You get used to what people don't get, after awhile. Or you fake it. Or you sigh wearily, shake your head and explain it all again for the eleventy-hundredth time.
Even if you're explaining it to a 51-year-old man who's been in the public eye for more than a quarter century, and should get how things work by now.
Alas, Phil Mickelson does not. Or at least his representatives don't.
Everyone got all warmed around the heart when Lefty won the PGA as a 50-year-old in May, becoming the oldest golfer ever to win a major. People ate it up like gourmet chocolate, because of course they did. Lefty's a popular guy. No one could have better starred in such an endearing storyline.
Ah, but now. Now he's just being a butthead.
This upon the news that Phil got all miffed at the Detroit News this week because it published a story this week that he (through his attorney) says was intended solely to embarrass him. The story -- published in advance of the Rocket Mortgage Classic in Detroit that began yesterday -- detailed how a Michigan bookie allegedly cheated Mickelson out of half-a-million simoleons and went on trial for it back in 2007.
Mickelson (and his attorney) say this was dirty pool, and as a result he'll never-ever-ever play the Detroit tournament again.
"I'm disappointed they would curiously pick this week to write an article about a bet that was made over 20 years ago and a jury trial that took place in 2007 ..." Mickelson's attorney, Glenn Cohen, told ESPN.
Sigh.
Head shake.
Clearing throat to explain, AGAIN ...
OK, first off: There's nothing curious about the timing of the News piece. At all. It came out this week because, duh, this is the week the PGA Tour comes to Detroit. Also, the News just recently obtained the federal court records from 2007.
Next?
Oh, yes. The News was just trying to embarrass poor Phil Mickelson.
For the response to that one, we take you inside the editorial offices of the Detroit News, where the big cheeses are discussing story plans. The Blob has obtained a super-secret recording of that discussion, and here are the relevant parts:
Big Cheese No. 1: OK, so what do we have coming up?
Big Cheese No. 2: Well, the PGA Tour is coming to Detroit. And that 51-year-old guy who just won the PGA, Phil What's-His-Name, will be in the field.
Big Cheese No. 1 (groaning softly): God, I hate that guy.
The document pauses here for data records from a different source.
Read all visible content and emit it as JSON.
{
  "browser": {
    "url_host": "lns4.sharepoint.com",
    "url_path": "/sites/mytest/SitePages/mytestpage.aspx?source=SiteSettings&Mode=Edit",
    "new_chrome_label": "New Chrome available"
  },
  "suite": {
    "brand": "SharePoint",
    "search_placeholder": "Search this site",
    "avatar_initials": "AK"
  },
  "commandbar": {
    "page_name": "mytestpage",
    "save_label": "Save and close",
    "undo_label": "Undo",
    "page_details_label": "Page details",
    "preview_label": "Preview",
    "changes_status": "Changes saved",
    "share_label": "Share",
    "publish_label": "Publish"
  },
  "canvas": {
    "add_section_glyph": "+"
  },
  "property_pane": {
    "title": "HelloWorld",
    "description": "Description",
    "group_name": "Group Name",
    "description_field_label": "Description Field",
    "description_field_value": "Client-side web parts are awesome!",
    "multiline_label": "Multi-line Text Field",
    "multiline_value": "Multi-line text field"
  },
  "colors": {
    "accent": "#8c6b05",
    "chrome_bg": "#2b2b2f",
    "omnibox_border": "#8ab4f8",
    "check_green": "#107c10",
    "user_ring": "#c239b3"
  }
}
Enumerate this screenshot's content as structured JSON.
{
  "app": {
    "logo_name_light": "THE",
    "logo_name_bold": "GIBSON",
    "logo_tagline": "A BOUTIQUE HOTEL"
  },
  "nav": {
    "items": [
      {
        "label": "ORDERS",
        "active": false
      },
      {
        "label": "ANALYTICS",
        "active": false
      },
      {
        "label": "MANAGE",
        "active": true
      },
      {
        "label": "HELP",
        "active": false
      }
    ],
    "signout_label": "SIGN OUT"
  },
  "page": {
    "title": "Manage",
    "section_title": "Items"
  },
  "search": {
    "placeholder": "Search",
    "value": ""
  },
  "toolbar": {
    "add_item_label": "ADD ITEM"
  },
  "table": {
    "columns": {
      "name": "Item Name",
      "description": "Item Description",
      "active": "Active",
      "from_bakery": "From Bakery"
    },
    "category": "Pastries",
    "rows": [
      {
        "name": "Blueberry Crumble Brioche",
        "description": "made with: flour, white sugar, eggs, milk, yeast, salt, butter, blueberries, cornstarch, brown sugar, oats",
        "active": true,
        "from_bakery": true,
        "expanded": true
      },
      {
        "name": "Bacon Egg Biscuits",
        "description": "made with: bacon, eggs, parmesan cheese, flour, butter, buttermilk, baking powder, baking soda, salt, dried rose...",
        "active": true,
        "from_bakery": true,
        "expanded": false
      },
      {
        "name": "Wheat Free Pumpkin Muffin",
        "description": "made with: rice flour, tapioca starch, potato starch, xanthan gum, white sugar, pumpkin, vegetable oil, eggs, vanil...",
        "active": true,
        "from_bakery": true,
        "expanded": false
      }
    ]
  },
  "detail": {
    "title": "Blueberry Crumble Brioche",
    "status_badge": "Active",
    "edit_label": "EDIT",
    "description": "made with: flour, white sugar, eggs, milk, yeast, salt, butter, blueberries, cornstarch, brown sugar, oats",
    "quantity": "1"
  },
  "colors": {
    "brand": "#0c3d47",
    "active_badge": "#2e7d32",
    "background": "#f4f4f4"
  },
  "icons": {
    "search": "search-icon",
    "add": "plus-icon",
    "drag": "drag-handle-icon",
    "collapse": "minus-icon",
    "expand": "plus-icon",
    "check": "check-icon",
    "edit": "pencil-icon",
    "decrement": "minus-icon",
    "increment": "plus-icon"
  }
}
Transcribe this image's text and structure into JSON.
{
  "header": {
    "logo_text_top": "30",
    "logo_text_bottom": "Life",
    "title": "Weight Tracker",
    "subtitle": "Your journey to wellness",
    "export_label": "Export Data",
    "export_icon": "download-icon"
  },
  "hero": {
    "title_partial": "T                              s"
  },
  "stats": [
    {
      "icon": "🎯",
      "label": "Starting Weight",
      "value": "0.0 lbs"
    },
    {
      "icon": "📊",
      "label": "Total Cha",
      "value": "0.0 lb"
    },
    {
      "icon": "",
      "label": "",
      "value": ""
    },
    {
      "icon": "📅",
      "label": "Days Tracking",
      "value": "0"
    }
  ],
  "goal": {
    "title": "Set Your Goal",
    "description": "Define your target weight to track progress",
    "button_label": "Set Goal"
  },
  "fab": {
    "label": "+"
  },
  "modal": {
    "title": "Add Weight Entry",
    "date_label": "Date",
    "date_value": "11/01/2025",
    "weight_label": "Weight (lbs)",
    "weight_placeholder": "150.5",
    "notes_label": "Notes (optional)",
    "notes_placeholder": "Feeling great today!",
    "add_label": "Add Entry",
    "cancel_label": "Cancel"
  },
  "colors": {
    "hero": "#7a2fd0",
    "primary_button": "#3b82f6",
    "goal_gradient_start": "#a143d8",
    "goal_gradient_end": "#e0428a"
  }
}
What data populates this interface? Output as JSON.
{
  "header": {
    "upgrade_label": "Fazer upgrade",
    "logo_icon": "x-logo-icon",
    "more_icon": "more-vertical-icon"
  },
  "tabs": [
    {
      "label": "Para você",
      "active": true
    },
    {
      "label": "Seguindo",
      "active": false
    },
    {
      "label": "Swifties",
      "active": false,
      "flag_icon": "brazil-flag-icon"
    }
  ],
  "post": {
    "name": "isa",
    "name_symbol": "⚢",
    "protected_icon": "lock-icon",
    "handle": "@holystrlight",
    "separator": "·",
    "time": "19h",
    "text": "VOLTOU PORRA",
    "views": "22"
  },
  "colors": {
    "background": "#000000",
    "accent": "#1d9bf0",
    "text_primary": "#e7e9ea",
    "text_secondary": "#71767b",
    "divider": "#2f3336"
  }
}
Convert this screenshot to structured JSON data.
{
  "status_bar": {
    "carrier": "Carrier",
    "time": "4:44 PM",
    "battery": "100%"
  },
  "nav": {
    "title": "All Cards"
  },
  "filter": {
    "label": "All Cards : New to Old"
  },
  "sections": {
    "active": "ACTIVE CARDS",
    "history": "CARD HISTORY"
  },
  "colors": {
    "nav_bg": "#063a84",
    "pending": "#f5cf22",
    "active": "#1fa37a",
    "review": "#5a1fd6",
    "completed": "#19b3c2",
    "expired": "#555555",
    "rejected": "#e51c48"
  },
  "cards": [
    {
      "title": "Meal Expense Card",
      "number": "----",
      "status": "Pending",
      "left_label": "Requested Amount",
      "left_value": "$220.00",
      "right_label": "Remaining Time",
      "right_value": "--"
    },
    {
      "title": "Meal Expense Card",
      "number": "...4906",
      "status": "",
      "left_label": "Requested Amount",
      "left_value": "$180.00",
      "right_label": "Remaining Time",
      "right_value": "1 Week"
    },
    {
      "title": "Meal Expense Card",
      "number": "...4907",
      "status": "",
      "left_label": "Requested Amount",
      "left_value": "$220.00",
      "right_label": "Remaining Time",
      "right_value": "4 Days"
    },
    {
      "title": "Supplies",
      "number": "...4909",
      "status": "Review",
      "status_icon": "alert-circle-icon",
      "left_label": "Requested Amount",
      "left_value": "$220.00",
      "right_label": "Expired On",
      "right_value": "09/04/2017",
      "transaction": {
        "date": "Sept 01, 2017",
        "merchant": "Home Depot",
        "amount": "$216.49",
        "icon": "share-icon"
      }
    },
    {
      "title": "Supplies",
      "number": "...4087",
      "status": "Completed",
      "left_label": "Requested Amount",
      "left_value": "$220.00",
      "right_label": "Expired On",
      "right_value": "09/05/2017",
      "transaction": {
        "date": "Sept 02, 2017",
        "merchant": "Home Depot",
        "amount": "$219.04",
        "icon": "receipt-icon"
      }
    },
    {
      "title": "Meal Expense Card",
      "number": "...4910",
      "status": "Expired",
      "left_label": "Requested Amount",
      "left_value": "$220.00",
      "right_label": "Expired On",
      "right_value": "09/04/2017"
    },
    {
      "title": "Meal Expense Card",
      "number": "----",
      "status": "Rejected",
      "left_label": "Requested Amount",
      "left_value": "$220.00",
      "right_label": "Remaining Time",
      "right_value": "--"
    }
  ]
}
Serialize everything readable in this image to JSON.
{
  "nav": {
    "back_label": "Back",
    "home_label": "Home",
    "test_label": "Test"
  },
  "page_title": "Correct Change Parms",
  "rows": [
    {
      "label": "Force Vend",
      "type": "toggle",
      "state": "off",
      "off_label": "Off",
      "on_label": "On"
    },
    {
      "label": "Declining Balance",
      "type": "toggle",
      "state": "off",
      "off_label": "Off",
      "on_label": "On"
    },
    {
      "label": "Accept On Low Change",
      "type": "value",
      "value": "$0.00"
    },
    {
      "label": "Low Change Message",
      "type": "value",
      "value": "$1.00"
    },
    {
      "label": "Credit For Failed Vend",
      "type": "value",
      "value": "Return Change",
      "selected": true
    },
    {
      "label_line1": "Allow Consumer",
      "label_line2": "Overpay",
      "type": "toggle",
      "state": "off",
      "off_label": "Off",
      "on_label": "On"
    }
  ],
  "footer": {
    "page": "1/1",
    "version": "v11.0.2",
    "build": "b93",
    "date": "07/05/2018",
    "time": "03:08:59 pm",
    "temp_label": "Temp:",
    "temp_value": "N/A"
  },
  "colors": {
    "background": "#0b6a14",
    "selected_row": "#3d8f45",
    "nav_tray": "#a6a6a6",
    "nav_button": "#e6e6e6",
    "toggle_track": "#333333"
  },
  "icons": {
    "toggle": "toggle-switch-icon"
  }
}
So annoying.
Big Cheese No. 3 (eagerly): Me, too, boss!
Big Cheese No. 4 (even more eagerly): Me, three!
Big Cheese No. 1: So how can we embarrass him? 2?
Big Cheese No. 2: Well, we have this story about him getting slicked on a bet by a Michigan bookie years ago. Even got the court records from the bookie's trial.
Big Cheese No. 1: Perfect! Run that baby!
And now the Blob is compelled to admit, rather obviously, that it totally made all that up. There's no secret recording, no Big Cheese hate for Phil Mickelson, nothing like that. No one at the Detroit News was trying to embarrass Phil Mickelson. Only an idiot or Phil Mickelson's attorney would believe such nonsense.
The surprise here is not that you have to keep explaining to non-media people that this is not how media works, mind you. Folks like me who worked in media for four decades are used to that.
The surprise is that you have to explain it to Mickelson and his people.
Now, deep down, probably, Mickelson knows the Detroit News does not unaccountably have it in for him. And in any case, the story was about him being victimized, not victimizing someone else.
But he's a professional athlete, and more to the point a professional golfer, and a certain amount of entitlement comes with that. Professional golfers, as a whole, may not be the most spoiled rotten of athletes, but they're for sure in the team picture. Hence Mickelson's pouty decision to take his ball and go home from now on.
Which frankly embarrasses him a hell of a lot more than the News piece did, or ever could.